Bis Mitte August soll das überwiegend aus kirchlichen Spenden finanzierte Seenotrettungsschiff vom spanischen Burriana aus in See stechen - gut ein Jahr, nachdem im Juni 2019 die Petition "Wir schicken ein Schiff" veröffentlicht wurde. "Das ist Start-up-Geschwindigkeit, mit der unsere Kirche hier gehandelt hat", sagt der Grünen-EU-Politiker Sven Giegold. Er ist einer der Initiatoren der Petition, die sofort in der Kirchenleitung Unterstützung bekam. "Das Schiff wird den Druck auf die Politik erhöhen, dem Sterben im Mittelmeer ein Ende zu setzen."
Seenotrettung war ein beherrschendes Thema am Kirchentag 2019
Seit dem Ende der staatlichen Seenotrettung der EU-Mitgliedsländer sind nur noch private Schiffe im Mittelmeer unterwegs, um geflüchtete Menschen aus Seenot zu retten.

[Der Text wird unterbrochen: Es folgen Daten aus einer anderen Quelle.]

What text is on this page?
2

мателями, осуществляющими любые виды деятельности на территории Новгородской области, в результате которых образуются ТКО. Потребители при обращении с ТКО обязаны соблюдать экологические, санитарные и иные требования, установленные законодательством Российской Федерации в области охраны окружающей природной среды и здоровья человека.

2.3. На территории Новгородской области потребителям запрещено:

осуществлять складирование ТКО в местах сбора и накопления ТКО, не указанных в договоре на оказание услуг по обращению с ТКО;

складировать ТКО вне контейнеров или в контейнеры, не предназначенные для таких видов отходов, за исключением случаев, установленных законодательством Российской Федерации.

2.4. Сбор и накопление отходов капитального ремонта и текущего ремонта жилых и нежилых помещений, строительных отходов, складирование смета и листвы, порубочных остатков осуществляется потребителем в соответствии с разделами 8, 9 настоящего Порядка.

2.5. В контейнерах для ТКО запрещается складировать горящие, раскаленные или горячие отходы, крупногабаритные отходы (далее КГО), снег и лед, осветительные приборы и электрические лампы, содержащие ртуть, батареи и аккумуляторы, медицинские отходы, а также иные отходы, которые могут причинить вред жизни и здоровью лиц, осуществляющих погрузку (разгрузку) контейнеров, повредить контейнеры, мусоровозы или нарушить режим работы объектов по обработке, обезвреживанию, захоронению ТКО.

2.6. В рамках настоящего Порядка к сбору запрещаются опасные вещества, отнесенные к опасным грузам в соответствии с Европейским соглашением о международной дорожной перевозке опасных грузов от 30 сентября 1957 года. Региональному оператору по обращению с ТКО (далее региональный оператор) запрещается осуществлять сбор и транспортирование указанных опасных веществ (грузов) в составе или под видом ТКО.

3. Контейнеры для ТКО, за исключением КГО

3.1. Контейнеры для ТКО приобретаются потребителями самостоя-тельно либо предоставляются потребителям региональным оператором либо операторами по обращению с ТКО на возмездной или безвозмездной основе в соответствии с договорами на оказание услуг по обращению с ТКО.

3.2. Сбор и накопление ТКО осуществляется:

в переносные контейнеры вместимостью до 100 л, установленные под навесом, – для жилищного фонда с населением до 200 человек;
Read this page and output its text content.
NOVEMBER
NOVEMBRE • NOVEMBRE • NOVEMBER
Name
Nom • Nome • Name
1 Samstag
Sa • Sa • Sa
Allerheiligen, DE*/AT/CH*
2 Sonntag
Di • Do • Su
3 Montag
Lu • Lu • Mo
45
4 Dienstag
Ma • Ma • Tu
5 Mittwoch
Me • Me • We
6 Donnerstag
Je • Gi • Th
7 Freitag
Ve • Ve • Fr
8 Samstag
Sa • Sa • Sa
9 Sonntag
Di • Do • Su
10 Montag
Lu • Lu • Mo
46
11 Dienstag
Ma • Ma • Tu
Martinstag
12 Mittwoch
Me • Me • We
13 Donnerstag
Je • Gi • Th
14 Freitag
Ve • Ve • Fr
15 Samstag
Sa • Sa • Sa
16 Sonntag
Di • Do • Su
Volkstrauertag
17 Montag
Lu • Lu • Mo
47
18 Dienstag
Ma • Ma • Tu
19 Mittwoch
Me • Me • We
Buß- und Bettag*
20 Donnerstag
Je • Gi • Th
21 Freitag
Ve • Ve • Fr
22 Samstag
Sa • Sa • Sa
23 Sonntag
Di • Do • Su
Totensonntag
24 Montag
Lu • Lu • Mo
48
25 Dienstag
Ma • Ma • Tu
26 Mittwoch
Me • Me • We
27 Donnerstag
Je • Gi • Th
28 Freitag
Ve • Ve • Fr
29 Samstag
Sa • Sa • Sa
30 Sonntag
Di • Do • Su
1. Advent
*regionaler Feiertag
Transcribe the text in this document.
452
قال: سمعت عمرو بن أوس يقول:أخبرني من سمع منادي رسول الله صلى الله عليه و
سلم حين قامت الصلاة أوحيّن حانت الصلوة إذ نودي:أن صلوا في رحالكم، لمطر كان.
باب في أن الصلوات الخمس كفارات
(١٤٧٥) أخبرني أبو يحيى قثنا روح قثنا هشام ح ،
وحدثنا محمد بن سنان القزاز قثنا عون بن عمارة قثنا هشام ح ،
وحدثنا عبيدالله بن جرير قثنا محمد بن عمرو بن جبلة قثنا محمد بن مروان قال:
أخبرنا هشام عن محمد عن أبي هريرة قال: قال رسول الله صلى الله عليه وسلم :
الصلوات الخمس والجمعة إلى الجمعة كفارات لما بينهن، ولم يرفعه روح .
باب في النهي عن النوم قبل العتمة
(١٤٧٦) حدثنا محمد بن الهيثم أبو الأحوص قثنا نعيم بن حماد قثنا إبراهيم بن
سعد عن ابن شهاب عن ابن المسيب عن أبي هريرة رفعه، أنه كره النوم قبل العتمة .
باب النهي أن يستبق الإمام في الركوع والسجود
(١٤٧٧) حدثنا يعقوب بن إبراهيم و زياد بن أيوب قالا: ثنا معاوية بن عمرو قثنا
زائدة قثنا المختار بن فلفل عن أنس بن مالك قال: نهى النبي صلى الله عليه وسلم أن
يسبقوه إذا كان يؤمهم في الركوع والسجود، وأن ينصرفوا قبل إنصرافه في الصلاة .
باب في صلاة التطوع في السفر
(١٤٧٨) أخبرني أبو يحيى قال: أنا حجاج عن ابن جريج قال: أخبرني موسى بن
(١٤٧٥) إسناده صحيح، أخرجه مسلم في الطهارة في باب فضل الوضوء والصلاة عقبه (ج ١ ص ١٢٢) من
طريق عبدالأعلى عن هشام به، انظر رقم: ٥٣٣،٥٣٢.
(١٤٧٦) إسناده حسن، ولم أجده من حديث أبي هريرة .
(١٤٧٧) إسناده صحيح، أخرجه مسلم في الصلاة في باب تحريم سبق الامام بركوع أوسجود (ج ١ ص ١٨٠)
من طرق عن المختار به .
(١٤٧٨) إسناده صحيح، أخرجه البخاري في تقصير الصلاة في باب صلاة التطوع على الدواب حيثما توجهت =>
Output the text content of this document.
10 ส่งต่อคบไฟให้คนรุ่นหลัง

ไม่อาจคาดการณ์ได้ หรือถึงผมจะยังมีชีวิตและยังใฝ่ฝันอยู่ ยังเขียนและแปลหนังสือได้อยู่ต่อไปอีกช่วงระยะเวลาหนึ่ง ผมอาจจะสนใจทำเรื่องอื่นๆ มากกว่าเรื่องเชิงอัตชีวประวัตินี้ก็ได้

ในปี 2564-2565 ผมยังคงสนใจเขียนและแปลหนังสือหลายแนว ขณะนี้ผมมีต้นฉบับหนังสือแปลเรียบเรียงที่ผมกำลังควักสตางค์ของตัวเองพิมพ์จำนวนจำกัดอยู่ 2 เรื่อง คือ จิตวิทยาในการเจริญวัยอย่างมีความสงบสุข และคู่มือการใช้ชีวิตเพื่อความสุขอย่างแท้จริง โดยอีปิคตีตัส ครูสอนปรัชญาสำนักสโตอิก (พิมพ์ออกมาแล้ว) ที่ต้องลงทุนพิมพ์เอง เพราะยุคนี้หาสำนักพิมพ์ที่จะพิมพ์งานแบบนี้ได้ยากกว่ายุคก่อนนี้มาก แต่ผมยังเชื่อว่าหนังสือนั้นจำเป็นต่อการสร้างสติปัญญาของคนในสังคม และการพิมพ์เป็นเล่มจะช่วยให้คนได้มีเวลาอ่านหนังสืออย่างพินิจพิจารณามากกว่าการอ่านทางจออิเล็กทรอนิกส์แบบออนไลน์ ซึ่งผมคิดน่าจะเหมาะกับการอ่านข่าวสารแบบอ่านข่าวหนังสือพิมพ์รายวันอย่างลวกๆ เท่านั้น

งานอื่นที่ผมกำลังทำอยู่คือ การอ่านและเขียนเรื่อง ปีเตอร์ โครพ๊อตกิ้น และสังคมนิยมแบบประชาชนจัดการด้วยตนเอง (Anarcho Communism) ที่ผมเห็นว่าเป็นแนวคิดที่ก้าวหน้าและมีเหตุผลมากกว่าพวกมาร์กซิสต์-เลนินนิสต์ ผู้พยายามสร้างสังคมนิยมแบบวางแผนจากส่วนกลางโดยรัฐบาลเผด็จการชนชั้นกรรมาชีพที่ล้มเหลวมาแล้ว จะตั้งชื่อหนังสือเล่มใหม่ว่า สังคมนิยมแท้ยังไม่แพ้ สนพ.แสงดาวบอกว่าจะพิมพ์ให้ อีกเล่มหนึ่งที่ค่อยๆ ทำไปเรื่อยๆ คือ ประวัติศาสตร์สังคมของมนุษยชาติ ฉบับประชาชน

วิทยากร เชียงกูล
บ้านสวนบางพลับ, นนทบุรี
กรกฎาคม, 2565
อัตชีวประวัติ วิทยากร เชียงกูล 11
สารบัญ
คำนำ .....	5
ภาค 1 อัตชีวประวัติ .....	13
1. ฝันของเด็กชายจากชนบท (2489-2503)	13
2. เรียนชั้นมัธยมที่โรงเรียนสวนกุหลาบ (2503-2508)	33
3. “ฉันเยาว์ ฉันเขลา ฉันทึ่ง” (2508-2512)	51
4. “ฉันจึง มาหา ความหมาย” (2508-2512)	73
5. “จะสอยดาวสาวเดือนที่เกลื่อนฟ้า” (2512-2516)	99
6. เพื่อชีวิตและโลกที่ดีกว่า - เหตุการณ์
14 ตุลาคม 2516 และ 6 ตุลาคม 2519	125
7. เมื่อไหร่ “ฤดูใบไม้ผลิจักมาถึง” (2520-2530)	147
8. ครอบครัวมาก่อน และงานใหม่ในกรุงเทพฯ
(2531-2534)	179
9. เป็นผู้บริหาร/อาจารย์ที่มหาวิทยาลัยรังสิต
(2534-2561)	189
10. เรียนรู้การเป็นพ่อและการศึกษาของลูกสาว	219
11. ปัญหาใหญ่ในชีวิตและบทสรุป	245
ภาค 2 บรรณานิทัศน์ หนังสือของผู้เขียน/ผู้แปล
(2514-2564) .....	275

Rund 400 Menschen sind im Jahr 2020 bislang laut Schätzungen im Mittelmeer ertrunken. Eine Tatsache, die viele Christinnen und Christen schmerzt.
Auf dem evangelischen Kirchentag im Juni 2019 in Dortmund war die Seenotrettung ein beherrschendes Thema. Die "Sea-Watch 3" lag zu diesem Zeitpunkt mit Flüchtlingen an Bord vor Lampedusa fest. Der Journalist Hans Leyendecker, damals Kirchentagspräsident, fand mehrfach deutliche Worte: "Europa darf nicht töten, auch nicht durch unterlassene Hilfeleistung." Und: "Wir dürfen das Meer nicht denjenigen überlassen, die aus dem Mare Nostrum ein Mare Monstrum machen, einen Friedhof der Menschenrechte."
Der Ratsvorsitzende der Evangelischen Kirche in Deutschland (EKD), Heinrich Bedford-Strohm, der das Projekt Kirchenschiff in der EKD vorantrieb, sagte: "Europa verliert seine Seele, wenn wir so weitermachen." Und die Pastorin Sandra Bils brachte alles in ihrer Predigt beim Abschlussgottesdienst auf die Formel: "Man lässt keine Menschen ertrinken. Punkt."
Bereits in der Woche nach dem Kirchentag stimmten die Kirchenvorderen der Forderung der Petition zu, ein Schiff für die Seenotrettung im Mittelmeer anzuschaffen. Seitdem arbeitete das Kirchenamt der EKD unter Hochdruck an möglichen Wegen dahin. Denn allen war klar: Zur Reederei wird die EKD nicht. Beinahe monatlich gibt es seitdem Neues zu verkünden.
Aus "United4Rescue" wurde die "Sea-Watch 4"
Im September steht der Plan, ein zivilgesellschaftliches Bündnis zu gründen, um Spenden für ein Schiff zu sammeln. Im November wird dafür der Trägerverein "Gemeinsam Retten e.V." gegründet. Die EKD entscheidet sich, mit der Seenotrettungsorganisation Sea-Watch zusammenzuarbeiten.
Auf der Synode der EKD in Dresden wird über das Für und Wider des Schiffs diskutiert. Innerkirchliche Skeptiker fordern, dass keine Kirchensteuermittel in die Anschaffung fließen. Grundsätzliche Kritiker der Seenotrettung argumentieren, mit der Seenotrettung unterstütze man das menschenverachtende System der libyschen Schlepper. Zuletzt steht auch infrage, ob sich die Kirche überhaupt derart politisch betätigen sollte. Doch die Befürworter sind in der Mehrheit.
Im Dezember beginnt die Spendenkampagne des Bündnisses mit dem Namen "United4Rescue", dem heute mehr als 500 Partner angehören. Ende Januar 2020 gelingt es dem Bündnis dann, das ehemalige Forschungsschiff "Poseidon" zu ersteigern. Kosten: 1,3 Millionen Euro, davon 1,1 Millionen Euro Spendengeld von "United4Rescue". Am 20. Februar wird die "Poseidon" auf ihren neuen Namen "Sea-Watch 4" getauft. Wenige Tage später sticht das Schiff in Richtung Burriana in See.
"Dieses Schiff wird Leben retten und steht für eine lebendige Kirche", sagt Sven Giegold. Doch bis die "Sea-Watch 4" ausläuft, wird es mutmaßlich weitere Tote geben. Derzeit ist kein privates Seenotrettungsschiff im Mittelmeer unterwegs.